Small molecule inhibitors targeting the "achilles' heel" of androgen receptor activity

Abstract

Androgen ablation therapy remains the gold standard for the treatment of advanced prostate cancer, but unfortunately, it is not curative, and eventually the disease will return as lethal castration-resistant prostate cancer (CRPC). Mounting evidence supports the concept that development of CRPC is causally related to continued transactivation of androgen receptor (AR). All current therapies that target the AR are dependent on the presence of its C-terminal ligand-binding domain (LBD). However, it is the N-terminal domain (NTD) of the AR that is the "Achilles' heel" of AR activity, with AF-1 being essential for AR activity regardless of androgen. Recent efforts to develop drugs to the AR NTD have yielded EPI-001, a small molecule, sintokamide peptides, and decoys to the AR NTD with EPI-001, the best characterized and most promising for clinical development based upon specificity, low toxicity, and cytoreductive antitumor activity.
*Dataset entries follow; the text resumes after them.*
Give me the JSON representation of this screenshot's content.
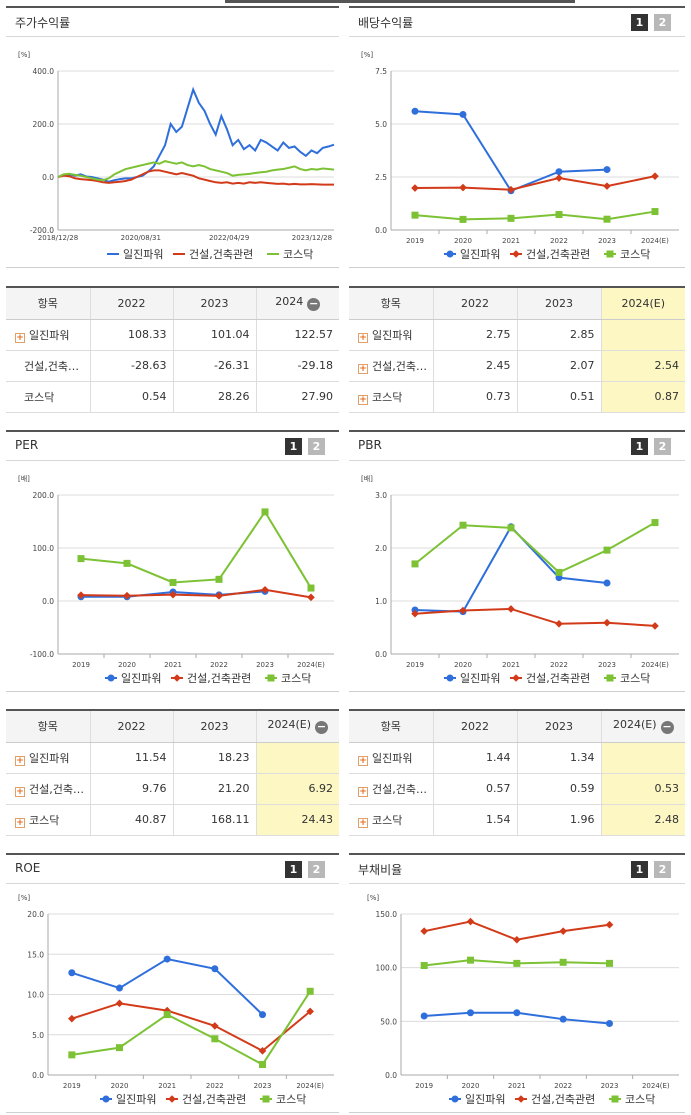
{
  "colors": {
    "ilijn": "#2f6fdc",
    "construction": "#d23b1a",
    "kosdaq": "#7cc234",
    "estimate_bg": "#fdf7c4"
  },
  "tabs": {
    "tab1": "1",
    "tab2": "2"
  },
  "panels": {
    "stock": {
      "title": "주가수익률",
      "unit": "[%]"
    },
    "dividend": {
      "title": "배당수익률",
      "unit": "[%]"
    },
    "per": {
      "title": "PER",
      "unit": "[배]"
    },
    "pbr": {
      "title": "PBR",
      "unit": "[배]"
    },
    "roe": {
      "title": "ROE",
      "unit": "[%]"
    },
    "debt": {
      "title": "부채비율",
      "unit": "[%]"
    }
  },
  "legend": {
    "s1": "일진파워",
    "s2": "건설,건축관련",
    "s3": "코스닥"
  },
  "tables": {
    "stock": {
      "headers": [
        "항목",
        "2022",
        "2023",
        "2024"
      ],
      "rows": [
        {
          "label": "일진파워",
          "values": [
            "108.33",
            "101.04",
            "122.57"
          ]
        },
        {
          "label": "건설,건축…",
          "values": [
            "-28.63",
            "-26.31",
            "-29.18"
          ]
        },
        {
          "label": "코스닥",
          "values": [
            "0.54",
            "28.26",
            "27.90"
          ]
        }
      ]
    },
    "dividend": {
      "headers": [
        "항목",
        "2022",
        "2023",
        "2024(E)"
      ],
      "rows": [
        {
          "label": "일진파워",
          "values": [
            "2.75",
            "2.85",
            ""
          ]
        },
        {
          "label": "건설,건축…",
          "values": [
            "2.45",
            "2.07",
            "2.54"
          ]
        },
        {
          "label": "코스닥",
          "values": [
            "0.73",
            "0.51",
            "0.87"
          ]
        }
      ]
    },
    "per": {
      "headers": [
        "항목",
        "2022",
        "2023",
        "2024(E)"
      ],
      "rows": [
        {
          "label": "일진파워",
          "values": [
            "11.54",
            "18.23",
            ""
          ]
        },
        {
          "label": "건설,건축…",
          "values": [
            "9.76",
            "21.20",
            "6.92"
          ]
        },
        {
          "label": "코스닥",
          "values": [
            "40.87",
            "168.11",
            "24.43"
          ]
        }
      ]
    },
    "pbr": {
      "headers": [
        "항목",
        "2022",
        "2023",
        "2024(E)"
      ],
      "rows": [
        {
          "label": "일진파워",
          "values": [
            "1.44",
            "1.34",
            ""
          ]
        },
        {
          "label": "건설,건축…",
          "values": [
            "0.57",
            "0.59",
            "0.53"
          ]
        },
        {
          "label": "코스닥",
          "values": [
            "1.54",
            "1.96",
            "2.48"
          ]
        }
      ]
    }
  },
  "chart_data": [
    {
      "id": "stock",
      "type": "line",
      "title": "주가수익률",
      "ylabel": "[%]",
      "ylim": [
        -200,
        400
      ],
      "yticks": [
        "400.0",
        "200.0",
        "0.0",
        "-200.0"
      ],
      "xticks": [
        "2018/12/28",
        "2020/08/31",
        "2022/04/29",
        "2023/12/28"
      ],
      "series": [
        {
          "name": "일진파워",
          "values": [
            0,
            8,
            10,
            5,
            10,
            2,
            0,
            -5,
            -10,
            -18,
            -12,
            -8,
            -5,
            -5,
            0,
            5,
            20,
            40,
            80,
            120,
            200,
            170,
            190,
            260,
            330,
            280,
            250,
            200,
            160,
            230,
            180,
            120,
            140,
            105,
            120,
            100,
            140,
            130,
            115,
            100,
            130,
            110,
            115,
            95,
            80,
            100,
            90,
            110,
            115,
            122
          ]
        },
        {
          "name": "건설,건축관련",
          "values": [
            0,
            5,
            3,
            -5,
            -8,
            -10,
            -12,
            -15,
            -20,
            -22,
            -20,
            -18,
            -15,
            -10,
            0,
            10,
            20,
            25,
            25,
            20,
            15,
            10,
            15,
            10,
            5,
            -5,
            -10,
            -15,
            -20,
            -22,
            -20,
            -25,
            -22,
            -25,
            -20,
            -22,
            -20,
            -22,
            -24,
            -26,
            -25,
            -28,
            -26,
            -28,
            -28,
            -27,
            -28,
            -29,
            -29,
            -29
          ]
        },
        {
          "name": "코스닥",
          "values": [
            0,
            10,
            12,
            8,
            5,
            0,
            -5,
            -10,
            -12,
            -5,
            10,
            20,
            30,
            35,
            40,
            45,
            50,
            55,
            50,
            60,
            55,
            50,
            55,
            45,
            40,
            45,
            40,
            30,
            25,
            20,
            15,
            5,
            8,
            10,
            12,
            15,
            18,
            20,
            25,
            28,
            30,
            35,
            40,
            30,
            25,
            30,
            28,
            32,
            30,
            28
          ]
        }
      ]
    },
    {
      "id": "dividend",
      "type": "line",
      "title": "배당수익률",
      "ylabel": "[%]",
      "ylim": [
        0,
        7.5
      ],
      "yticks": [
        "7.5",
        "5.0",
        "2.5",
        "0.0"
      ],
      "categories": [
        "2019",
        "2020",
        "2021",
        "2022",
        "2023",
        "2024(E)"
      ],
      "series": [
        {
          "name": "일진파워",
          "values": [
            5.6,
            5.45,
            1.85,
            2.75,
            2.85,
            null
          ]
        },
        {
          "name": "건설,건축관련",
          "values": [
            1.98,
            2.0,
            1.9,
            2.45,
            2.07,
            2.54
          ]
        },
        {
          "name": "코스닥",
          "values": [
            0.7,
            0.5,
            0.55,
            0.73,
            0.51,
            0.87
          ]
        }
      ]
    },
    {
      "id": "per",
      "type": "line",
      "title": "PER",
      "ylabel": "[배]",
      "ylim": [
        -100,
        200
      ],
      "yticks": [
        "200.0",
        "100.0",
        "0.0",
        "-100.0"
      ],
      "categories": [
        "2019",
        "2020",
        "2021",
        "2022",
        "2023",
        "2024(E)"
      ],
      "series": [
        {
          "name": "일진파워",
          "values": [
            8,
            8,
            17,
            11.54,
            18.23,
            null
          ]
        },
        {
          "name": "건설,건축관련",
          "values": [
            11,
            10,
            12,
            9.76,
            21.2,
            6.92
          ]
        },
        {
          "name": "코스닥",
          "values": [
            80,
            71,
            35,
            40.87,
            168.11,
            24.43
          ]
        }
      ]
    },
    {
      "id": "pbr",
      "type": "line",
      "title": "PBR",
      "ylabel": "[배]",
      "ylim": [
        0,
        3
      ],
      "yticks": [
        "3.0",
        "2.0",
        "1.0",
        "0.0"
      ],
      "categories": [
        "2019",
        "2020",
        "2021",
        "2022",
        "2023",
        "2024(E)"
      ],
      "series": [
        {
          "name": "일진파워",
          "values": [
            0.83,
            0.8,
            2.4,
            1.44,
            1.34,
            null
          ]
        },
        {
          "name": "건설,건축관련",
          "values": [
            0.76,
            0.82,
            0.85,
            0.57,
            0.59,
            0.53
          ]
        },
        {
          "name": "코스닥",
          "values": [
            1.7,
            2.43,
            2.38,
            1.54,
            1.96,
            2.48
          ]
        }
      ]
    },
    {
      "id": "roe",
      "type": "line",
      "title": "ROE",
      "ylabel": "[%]",
      "ylim": [
        0,
        20
      ],
      "yticks": [
        "20.0",
        "15.0",
        "10.0",
        "5.0",
        "0.0"
      ],
      "categories": [
        "2019",
        "2020",
        "2021",
        "2022",
        "2023",
        "2024(E)"
      ],
      "series": [
        {
          "name": "일진파워",
          "values": [
            12.7,
            10.8,
            14.4,
            13.2,
            7.5,
            null
          ]
        },
        {
          "name": "건설,건축관련",
          "values": [
            7.0,
            8.9,
            8.0,
            6.1,
            3.0,
            7.9
          ]
        },
        {
          "name": "코스닥",
          "values": [
            2.5,
            3.4,
            7.5,
            4.5,
            1.3,
            10.4
          ]
        }
      ]
    },
    {
      "id": "debt",
      "type": "line",
      "title": "부채비율",
      "ylabel": "[%]",
      "ylim": [
        0,
        150
      ],
      "yticks": [
        "150.0",
        "100.0",
        "50.0",
        "0.0"
      ],
      "categories": [
        "2019",
        "2020",
        "2021",
        "2022",
        "2023",
        "2024(E)"
      ],
      "series": [
        {
          "name": "일진파워",
          "values": [
            55,
            58,
            58,
            52,
            48,
            null
          ]
        },
        {
          "name": "건설,건축관련",
          "values": [
            134,
            143,
            126,
            134,
            140,
            null
          ]
        },
        {
          "name": "코스닥",
          "values": [
            102,
            107,
            104,
            105,
            104,
            null
          ]
        }
      ]
    }
  ]
}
Figure 1. Therapeutic approaches to block the androgen receptor

A. EPI-001 interacts with the AR NTD to block CBP interaction and inhibit AR transcriptional activity. Inhibitors of the LBD include androgen ablation and antiandrogens (AA). CBP, CREB-binding protein; GnRH, Gonadotropin-releasing hormone (GnRH), also known as Luteinizing-hormone-releasing hormone (LHRH); DHT, dihydrotestosterone; NTD, N-terminal domain; DBD, DNA-binding domain; LBD, ligand-binding domain. B. Androgen dependent prostate cancer responds to androgen ablation and antiandrogens through the AR LBD. However, inhibition of the NTD with EPI-001 also inhibits androgen-dependent tumor growth. Castration resistant prostate cancer may involve: residual androgens that bind to the LBD; growth factor, cytokines, or kinase signal transduction pathways that target the NTD; constitutively active splice variants that lack the LBD that may be expressed solely or in mixed populations with full-length AR to form a heterodimer; and/or gain-of-function mutations. To date, EPI-001 inhibits all of these mechanisms with the possible exceptions of the heterodimer and the gain-of-function mutations which both have yet to be examined.